Microsoft Failure Mode Taxonomy as Red Team Framework
B9 gave you the defense checklist. This is the offense playbook. The Microsoft Failure Mode Taxonomy v2.0 — seven new agentic failure modes plus the zero-click HITL bypass finding — is how systems actually fail in production, distilled from twelve months of deployed red teaming. Where OWASP tells you what to defend, this taxonomy tells you how attackers chain.
The Microsoft Taxonomy v2.0 and OWASP ASI are complementary by function, not redundant by content. OWASP (B9) is a defense checklist read as a builder — unit = the risk, one row/control/test. The Microsoft taxonomy (B10) is a red-team framework read as an attacker — unit = the chain, multi-step/compound intent. The same named risk (Goal Hijacking, Supply Chain) appears in both as DIFFERENT artifacts: one is a control, the other is the procedure that finds the gap between the control on paper and the control in production. The synthesis error is concluding 'we covered goal hijacking in B9, so B10 adds nothing.'
The seven new failure modes are not a re-labeling of OWASP rows — three of them (inter-agent trust escalation, computer-use visual attacks, session context contamination) have no clean OWASP row at all.
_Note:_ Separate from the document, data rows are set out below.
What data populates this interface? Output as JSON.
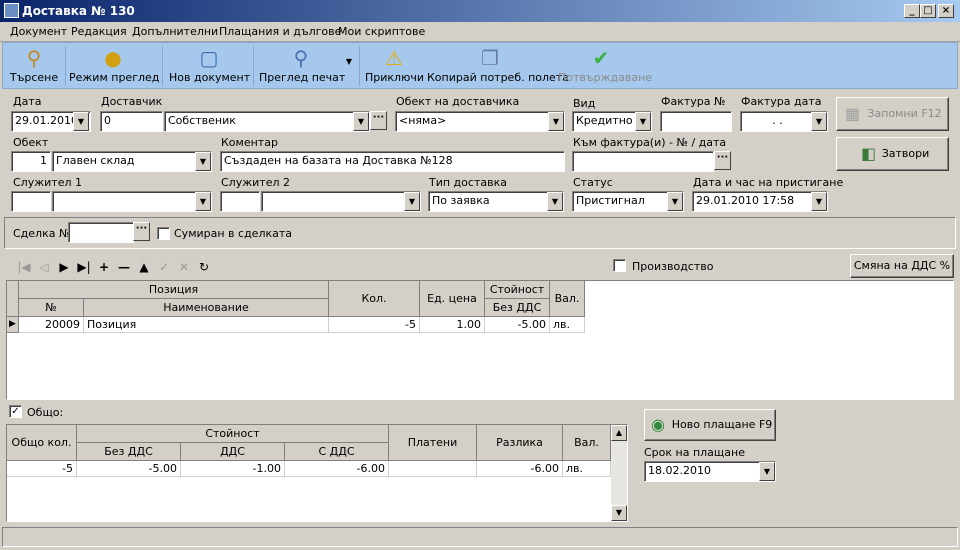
{
  "window": {
    "title": "Доставка № 130"
  },
  "menu": [
    "Документ",
    "Редакция",
    "Допълнителни",
    "Плащания и дългове",
    "Мои скриптове"
  ],
  "toolbar": {
    "search": "Търсене",
    "view_mode": "Режим преглед",
    "new_doc": "Нов документ",
    "print_preview": "Преглед печат",
    "finish": "Приключи",
    "copy_fields": "Копирай потреб. полета",
    "confirm": "Потвърждаване"
  },
  "form": {
    "date_label": "Дата",
    "date_value": "29.01.2010",
    "supplier_label": "Доставчик",
    "supplier_code": "0",
    "supplier_name": "Собственик",
    "supplier_object_label": "Обект на доставчика",
    "supplier_object_value": "<няма>",
    "type_label": "Вид",
    "type_value": "Кредитно и",
    "invoice_no_label": "Фактура №",
    "invoice_no_value": "",
    "invoice_date_label": "Фактура дата",
    "invoice_date_value": ". .",
    "object_label": "Обект",
    "object_code": "1",
    "object_name": "Главен склад",
    "comment_label": "Коментар",
    "comment_value": "Създаден на базата на Доставка №128",
    "to_invoice_label": "Към фактура(и) - № / дата",
    "to_invoice_value": "",
    "employee1_label": "Служител 1",
    "employee2_label": "Служител 2",
    "delivery_type_label": "Тип доставка",
    "delivery_type_value": "По заявка",
    "status_label": "Статус",
    "status_value": "Пристигнал",
    "arrival_label": "Дата и час на пристигане",
    "arrival_value": "29.01.2010 17:58",
    "save_button": "Запомни  F12",
    "close_button": "Затвори"
  },
  "deal": {
    "label": "Сделка №",
    "value": "",
    "summed_label": "Сумиран в сделката",
    "summed_checked": false
  },
  "items_bar": {
    "production_label": "Производство",
    "production_checked": false,
    "vat_change_button": "Смяна на ДДС %"
  },
  "items_grid": {
    "headers": {
      "position": "Позиция",
      "no": "№",
      "name": "Наименование",
      "qty": "Кол.",
      "unit_price": "Ед. цена",
      "value": "Стойност",
      "value_no_vat": "Без ДДС",
      "currency": "Вал."
    },
    "rows": [
      {
        "no": "20009",
        "name": "Позиция",
        "qty": "-5",
        "unit_price": "1.00",
        "value": "-5.00",
        "currency": "лв."
      }
    ]
  },
  "totals": {
    "checkbox_label": "Общо:",
    "checked": true,
    "headers": {
      "total_qty": "Общо кол.",
      "value": "Стойност",
      "no_vat": "Без ДДС",
      "vat": "ДДС",
      "with_vat": "С ДДС",
      "paid": "Платени",
      "diff": "Разлика",
      "currency": "Вал."
    },
    "row": {
      "total_qty": "-5",
      "no_vat": "-5.00",
      "vat": "-1.00",
      "with_vat": "-6.00",
      "paid": "",
      "diff": "-6.00",
      "currency": "лв."
    }
  },
  "payment": {
    "new_payment_button": "Ново плащане  F9",
    "due_label": "Срок на плащане",
    "due_value": "18.02.2010"
  }
}
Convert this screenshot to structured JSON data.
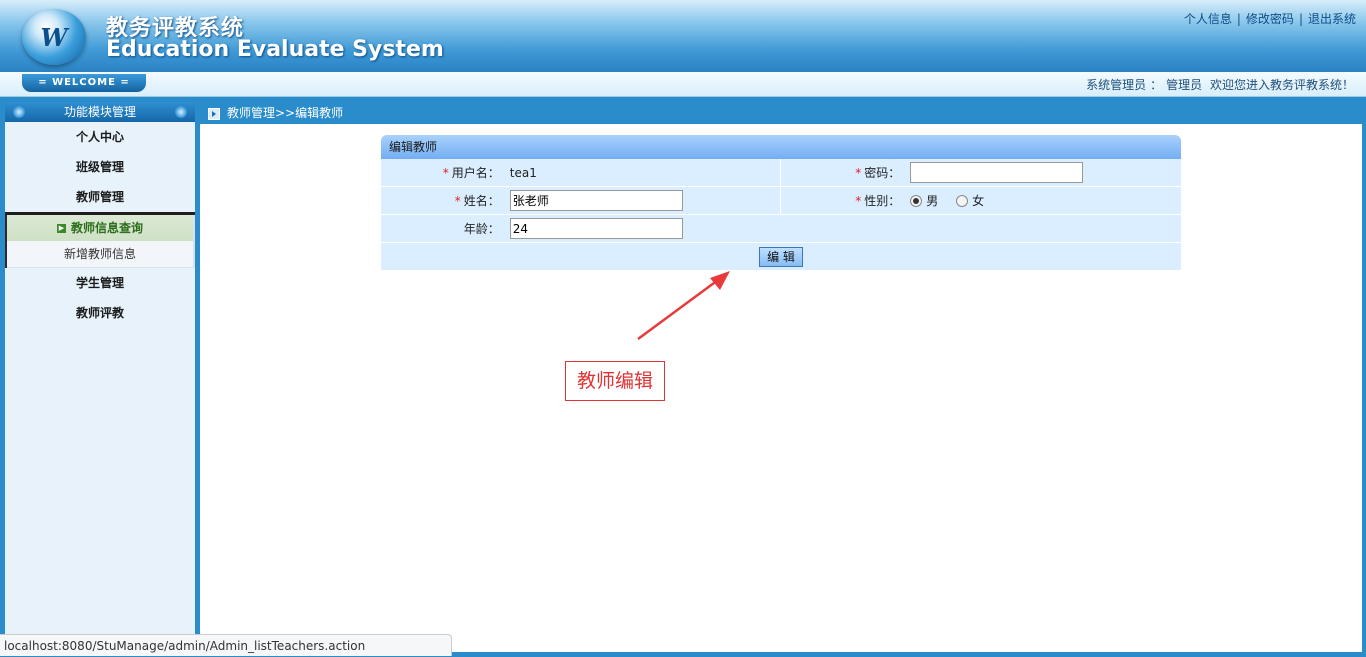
{
  "header": {
    "logo_letter": "W",
    "title_cn": "教务评教系统",
    "title_en": "Education Evaluate System",
    "links": [
      "个人信息",
      "修改密码",
      "退出系统"
    ],
    "link_sep": "|"
  },
  "subbar": {
    "welcome": "= WELCOME =",
    "role": "系统管理员",
    "sep": "：",
    "user": "管理员",
    "greeting": "欢迎您进入教务评教系统！"
  },
  "sidebar": {
    "title": "功能模块管理",
    "items_top": [
      "个人中心",
      "班级管理",
      "教师管理"
    ],
    "sub_active": "教师信息查询",
    "sub_item": "新增教师信息",
    "items_bottom": [
      "学生管理",
      "教师评教"
    ]
  },
  "breadcrumb": "教师管理>>编辑教师",
  "form": {
    "title": "编辑教师",
    "required_mark": "*",
    "username_label": "用户名：",
    "username_value": "tea1",
    "password_label": "密码：",
    "password_value": "",
    "name_label": "姓名：",
    "name_value": "张老师",
    "gender_label": "性别：",
    "gender_options": [
      "男",
      "女"
    ],
    "gender_selected": "男",
    "age_label": "年龄：",
    "age_value": "24",
    "submit_label": "编 辑"
  },
  "annotation": {
    "text": "教师编辑",
    "color": "#e03434"
  },
  "statusbar": "localhost:8080/StuManage/admin/Admin_listTeachers.action",
  "colors": {
    "header_blue": "#2a82c4",
    "panel_bg": "#dbeeff",
    "accent_green": "#2d6e1c"
  }
}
They live BETWEEN the rows: orchestrators treat sub-agent messages as role-scoped authority (no ASI equivalent); vision-modality attacks are invisible to text-based taint gates (no text-only analogue); session context contamination is ephemeral-but-cross-turn, so ASI04's memory-write controls do not catch it. An engagement scoped to B9 alone misses all three.
The zero-click HITL bypass chain is the centerpiece finding: per-step approval is necessary and insufficient. A single external input triggers a multi-step chain where every step passes its approval gate (each is benign in isolation) but the compound exfiltrates data or reaches lateral movement. The malice lives in the compound, invisible to any gate that evaluates steps in isolation. The required control is session-level intent detection — intent tracking, compound-action pattern matching, and approval freshness windows — layered ABOVE per-step approval. This is the direct cross-turn extension of B8's observability layer.
A B10 engagement designs chains, not rows. The methodology: reconnaissance via capability disclosure (Mode 7), surface selection, chain construction (each step must pass its OWASP control INDIVIDUALLY — the chain slips between controls, not through a missing one), compound delivery via a single external input, and gap identification (the deliverable is the specific session-level gap the client patches). B9 produces the scored report; B10 produces the chain and the gap; B12 packages both as one engagement. Neither alone is sufficient.